Not sure how faithful to the comics the Keanu Reeves film was, but it has a amazing cast - including Tilda Swinton as Michael and an absolutely incredible performance by Peter Stormare as Satan. Highly recommended, good thematic companion to 'Supernatural.' Haven't seen the series, but there's a Fanfare.

'Supernatural' is in the minority of shows/ movies that tries to consistently depict thrown knives correctly (and occurs frequently enough). Yes, they spin around their balance point. Making them fly straight like a dart requires either magic or a drag line - and if one's thrown without spin, there's very little power to it.

Randomly paused around 5:30, noticed that there's a full-page news article "Farmer's life savings wiped out from MYSTERIOUS CATTLE DEATHS" pinned to a structural post.

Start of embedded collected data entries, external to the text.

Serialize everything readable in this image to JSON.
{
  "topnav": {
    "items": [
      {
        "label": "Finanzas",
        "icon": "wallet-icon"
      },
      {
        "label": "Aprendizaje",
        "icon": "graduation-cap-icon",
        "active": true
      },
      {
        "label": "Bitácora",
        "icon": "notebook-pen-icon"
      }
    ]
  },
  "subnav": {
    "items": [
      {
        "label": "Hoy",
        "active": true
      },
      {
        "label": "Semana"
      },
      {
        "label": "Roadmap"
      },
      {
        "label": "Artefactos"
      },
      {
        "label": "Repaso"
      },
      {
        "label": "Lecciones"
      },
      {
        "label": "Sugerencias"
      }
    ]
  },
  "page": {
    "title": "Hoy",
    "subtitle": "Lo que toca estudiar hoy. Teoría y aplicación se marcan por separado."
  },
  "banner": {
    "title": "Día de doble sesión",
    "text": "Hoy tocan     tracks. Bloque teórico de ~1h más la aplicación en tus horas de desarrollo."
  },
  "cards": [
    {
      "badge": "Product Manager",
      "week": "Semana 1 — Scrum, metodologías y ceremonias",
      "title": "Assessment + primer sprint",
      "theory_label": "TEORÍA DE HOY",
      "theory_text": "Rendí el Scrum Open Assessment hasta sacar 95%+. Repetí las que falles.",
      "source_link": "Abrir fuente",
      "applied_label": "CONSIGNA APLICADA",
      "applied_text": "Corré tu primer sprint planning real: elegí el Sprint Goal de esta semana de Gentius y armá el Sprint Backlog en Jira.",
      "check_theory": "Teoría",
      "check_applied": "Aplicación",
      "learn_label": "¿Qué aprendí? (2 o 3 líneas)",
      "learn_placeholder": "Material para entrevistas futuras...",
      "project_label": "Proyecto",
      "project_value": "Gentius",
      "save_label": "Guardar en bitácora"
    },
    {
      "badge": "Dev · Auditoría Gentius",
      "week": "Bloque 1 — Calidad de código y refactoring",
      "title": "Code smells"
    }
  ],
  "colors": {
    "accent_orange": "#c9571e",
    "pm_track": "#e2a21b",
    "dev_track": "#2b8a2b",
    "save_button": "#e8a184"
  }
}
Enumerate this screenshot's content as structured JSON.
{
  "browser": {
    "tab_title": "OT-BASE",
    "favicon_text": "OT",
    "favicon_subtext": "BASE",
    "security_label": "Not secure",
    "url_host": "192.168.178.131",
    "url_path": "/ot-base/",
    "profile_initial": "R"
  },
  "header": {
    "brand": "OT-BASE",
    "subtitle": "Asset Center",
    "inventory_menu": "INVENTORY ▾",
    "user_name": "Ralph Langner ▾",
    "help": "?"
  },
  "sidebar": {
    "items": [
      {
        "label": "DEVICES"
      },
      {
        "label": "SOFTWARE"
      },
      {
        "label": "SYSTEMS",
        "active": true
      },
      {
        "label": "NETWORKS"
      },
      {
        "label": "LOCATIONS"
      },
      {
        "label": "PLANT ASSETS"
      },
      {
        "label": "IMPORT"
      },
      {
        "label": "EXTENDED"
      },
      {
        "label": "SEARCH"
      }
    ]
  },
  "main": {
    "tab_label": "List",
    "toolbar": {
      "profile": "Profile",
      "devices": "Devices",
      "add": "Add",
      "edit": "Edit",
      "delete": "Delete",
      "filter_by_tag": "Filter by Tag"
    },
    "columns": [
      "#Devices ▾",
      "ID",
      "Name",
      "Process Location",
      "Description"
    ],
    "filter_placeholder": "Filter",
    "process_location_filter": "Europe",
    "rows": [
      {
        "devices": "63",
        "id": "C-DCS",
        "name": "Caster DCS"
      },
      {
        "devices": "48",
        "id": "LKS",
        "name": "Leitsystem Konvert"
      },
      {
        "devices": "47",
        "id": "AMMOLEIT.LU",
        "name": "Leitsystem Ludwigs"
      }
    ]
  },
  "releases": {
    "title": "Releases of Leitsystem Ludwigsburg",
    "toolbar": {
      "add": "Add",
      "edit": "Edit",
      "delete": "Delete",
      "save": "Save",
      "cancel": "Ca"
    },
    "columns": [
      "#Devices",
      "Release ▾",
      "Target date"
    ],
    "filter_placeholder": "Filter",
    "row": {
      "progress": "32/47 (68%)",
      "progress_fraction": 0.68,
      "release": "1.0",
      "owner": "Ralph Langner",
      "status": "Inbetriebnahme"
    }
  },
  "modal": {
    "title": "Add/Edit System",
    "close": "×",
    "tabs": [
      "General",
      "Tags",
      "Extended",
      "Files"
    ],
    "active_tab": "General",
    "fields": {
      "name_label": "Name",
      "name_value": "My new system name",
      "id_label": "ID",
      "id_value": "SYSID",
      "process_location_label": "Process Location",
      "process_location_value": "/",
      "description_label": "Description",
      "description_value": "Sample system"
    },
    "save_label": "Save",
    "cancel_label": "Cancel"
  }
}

Can't make out what the yellow sticky note says. Father P-something?

Ugh. Clowns.

holy water

Is John consecrated (or whatever the word is for making a priest kosher)? Or can just anyone bless water into holy water?
posted by porpoise at 3:10 PM on June 2, 2021


In Supernatural, ecclesiastic rituals are basically wizard spells; anybody can recite (or just read out loud) an exorcism or a blessing and cast out demons or make water holy. Hunters who survive tend to end up shockingly conversant in a particular subset of history, theology, and mythology, like an RPG character with a single point in an academics skill and several high-ranked specializations, and I get the impression they tend to memorize those ritual really quickly, either through deliberate practice or through simple repeated use.
posted by Pope Guilty at 3:27 PM on June 2, 2021 [1 favorite]


I never heard Carry On Wayward Son before this episode, a decade and a half of Lord King Badvids later hearing it in the wild cheers me up 100% of the time.

There's a second after consecrating the water tank where John gives Meg this total shit-eating grin (because yeah, that was pretty good) and I feel like there's an entire dimension of his personality in that look that we almost never see again, even when he's younger. Or maybe it's that I don't see Jeffrey Dean Morgan look rakish enough and it suits him. But yeah, it's nice to get a few moments of John Winchester as he spent a lot of his life, being a really good solo hunter.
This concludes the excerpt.